Philip Beer, Chief Scientific Officer at Step Pharma, who is also the Chair of the Genomics Working Group of the British In Vitro Diagnostics Association (BIVDA), provides his perspectives on the recently published report titled “Leveraging partnerships to realise the UK’s potential in genomics” which focuses on the UK genomics landscape and patient access to genomic testing. Philip details the reasons he got involved in BIVDA’s Genomics Working Group and the difference genomic testing can make in cancer treatment.
Genetic testing to identify DNA changes in cancer samples has the potential to match the right patient with the right drug at the right time, thus improving outcomes and making a significant difference to the lives of those living with cancer. The findings of this report highlight ways forward to improve access to genomic medicines for the benefits of patients.
Why are you involved with the British In Vitro Diagnostics Association and what is your role there?
I have a longstanding interest in the use of biomarkers, genomics in particular, as a means to power oncology drug development. Biomarker profiling is the process of analysing biological samples, including cancer DNA, to better understand how patients are likely to respond to different treatments. An optimal approach is to embed comprehensive biomarker profiling into routine clinical care pathways. The NHS has articulated an ambitious vision to do this, but we still have some work to do to make this a reality.
I got involved with BIVDA to find out how the organisation engaged emerging and existing technologies for genomic testing, as many of the barriers to implementation relate to technological pathways and processes. This led to my taking up the Chair of the newly convened Genomics Working Group. The report that was just published, in collaboration with Charles River Associates, is the first fruits of the labour of this working group.

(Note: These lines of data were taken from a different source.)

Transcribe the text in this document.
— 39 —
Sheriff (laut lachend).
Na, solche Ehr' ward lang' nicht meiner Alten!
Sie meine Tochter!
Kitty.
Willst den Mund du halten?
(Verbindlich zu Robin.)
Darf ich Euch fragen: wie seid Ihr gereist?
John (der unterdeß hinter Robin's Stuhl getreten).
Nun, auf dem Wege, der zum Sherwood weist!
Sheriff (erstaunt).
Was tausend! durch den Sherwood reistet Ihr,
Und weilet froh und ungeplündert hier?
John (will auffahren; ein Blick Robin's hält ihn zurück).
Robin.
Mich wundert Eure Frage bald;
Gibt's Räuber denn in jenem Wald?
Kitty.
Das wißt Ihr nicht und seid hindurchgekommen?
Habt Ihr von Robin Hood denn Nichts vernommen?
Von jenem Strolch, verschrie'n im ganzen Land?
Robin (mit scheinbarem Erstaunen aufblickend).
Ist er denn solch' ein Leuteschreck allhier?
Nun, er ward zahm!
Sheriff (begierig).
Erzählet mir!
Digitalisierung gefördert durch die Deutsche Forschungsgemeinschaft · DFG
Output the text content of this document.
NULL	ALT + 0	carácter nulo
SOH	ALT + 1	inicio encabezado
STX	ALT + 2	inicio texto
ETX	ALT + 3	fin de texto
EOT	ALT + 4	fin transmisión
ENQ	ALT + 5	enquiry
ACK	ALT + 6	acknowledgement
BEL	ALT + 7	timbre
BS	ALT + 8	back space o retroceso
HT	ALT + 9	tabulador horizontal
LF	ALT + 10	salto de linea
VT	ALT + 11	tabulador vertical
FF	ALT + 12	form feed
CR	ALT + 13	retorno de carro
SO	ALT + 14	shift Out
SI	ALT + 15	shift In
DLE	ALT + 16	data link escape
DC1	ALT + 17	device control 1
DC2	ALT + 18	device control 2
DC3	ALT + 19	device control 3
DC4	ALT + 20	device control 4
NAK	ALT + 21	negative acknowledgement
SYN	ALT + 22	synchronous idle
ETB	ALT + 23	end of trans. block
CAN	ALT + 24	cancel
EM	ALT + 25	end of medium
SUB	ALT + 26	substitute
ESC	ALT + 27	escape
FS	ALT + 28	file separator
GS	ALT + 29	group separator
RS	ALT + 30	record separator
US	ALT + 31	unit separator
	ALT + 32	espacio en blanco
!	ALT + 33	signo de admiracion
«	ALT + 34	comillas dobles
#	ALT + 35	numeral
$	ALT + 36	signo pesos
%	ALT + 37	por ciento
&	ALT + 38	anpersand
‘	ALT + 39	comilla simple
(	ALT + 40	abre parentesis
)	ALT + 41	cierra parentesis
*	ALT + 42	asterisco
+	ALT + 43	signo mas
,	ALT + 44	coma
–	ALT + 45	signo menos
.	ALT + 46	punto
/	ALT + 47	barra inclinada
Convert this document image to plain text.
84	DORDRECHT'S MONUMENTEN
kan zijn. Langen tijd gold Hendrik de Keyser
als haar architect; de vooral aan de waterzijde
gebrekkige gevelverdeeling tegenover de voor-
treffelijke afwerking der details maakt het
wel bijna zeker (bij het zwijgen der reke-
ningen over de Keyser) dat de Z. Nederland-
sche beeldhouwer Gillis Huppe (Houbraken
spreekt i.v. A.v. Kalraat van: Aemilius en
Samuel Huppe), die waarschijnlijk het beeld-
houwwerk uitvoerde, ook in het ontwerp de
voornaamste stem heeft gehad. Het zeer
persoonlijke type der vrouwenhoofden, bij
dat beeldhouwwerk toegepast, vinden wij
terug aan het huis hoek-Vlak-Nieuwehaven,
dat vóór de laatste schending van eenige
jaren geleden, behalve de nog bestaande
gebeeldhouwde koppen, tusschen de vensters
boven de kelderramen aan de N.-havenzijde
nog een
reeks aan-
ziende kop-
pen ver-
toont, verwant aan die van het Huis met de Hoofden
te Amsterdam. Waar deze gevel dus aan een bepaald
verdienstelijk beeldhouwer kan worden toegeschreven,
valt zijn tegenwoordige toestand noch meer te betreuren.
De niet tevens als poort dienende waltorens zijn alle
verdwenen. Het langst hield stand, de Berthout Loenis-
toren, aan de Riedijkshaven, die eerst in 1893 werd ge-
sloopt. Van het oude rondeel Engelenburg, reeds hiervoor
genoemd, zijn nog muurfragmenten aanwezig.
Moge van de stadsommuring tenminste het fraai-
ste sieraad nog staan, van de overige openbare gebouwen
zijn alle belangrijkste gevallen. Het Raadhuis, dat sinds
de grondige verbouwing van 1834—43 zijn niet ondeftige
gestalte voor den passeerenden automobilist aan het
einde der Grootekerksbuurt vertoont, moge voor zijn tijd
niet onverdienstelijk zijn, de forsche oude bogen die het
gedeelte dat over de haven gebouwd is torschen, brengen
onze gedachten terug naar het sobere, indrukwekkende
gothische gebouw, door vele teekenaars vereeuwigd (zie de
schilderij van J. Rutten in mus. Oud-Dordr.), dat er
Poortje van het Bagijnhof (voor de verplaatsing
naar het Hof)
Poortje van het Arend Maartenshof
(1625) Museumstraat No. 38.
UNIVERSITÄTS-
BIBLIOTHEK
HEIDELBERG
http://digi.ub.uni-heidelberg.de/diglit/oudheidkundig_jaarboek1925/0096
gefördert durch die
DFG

How can biomarkers be utilised in the process of developing novel cancer treatments at Step Pharma and the industry as a whole?
New cancer drugs that enter clinical development with a selection biomarker are far more likely to succeed. This reflects a better understanding of both the mechanism of action of the drug and the selection of the right cancer types to target. The majority of cancer types are not single entities. What we call colorectal cancer, for example, is a complex mixture of different disease types. By breaking down a complex disease into smaller, molecularly defined entities, we can increase success rates for the therapeutic targeting of specific pathways. At Step Pharma we have plans for biomarker selected studies in solid tumour patients that we believe will have increased sensitivity to inhibition of CTPS1.
What is your hope for the future regarding the role of biomarkers in cancer treatment?
Embedding comprehensive biomarker profiling into routine clinical practice has the potential to accelerate oncology drug development. In an ideal world, all patients would have access to biomarker profiling at the time of diagnosis with advanced cancer. Genomic and clinical outcome data from all patients could then be collated and made available to industry and academic researchers. Large, high quality clinico-genomic datasets have the potential to power all stages of drug development, from target discovery to patient selection.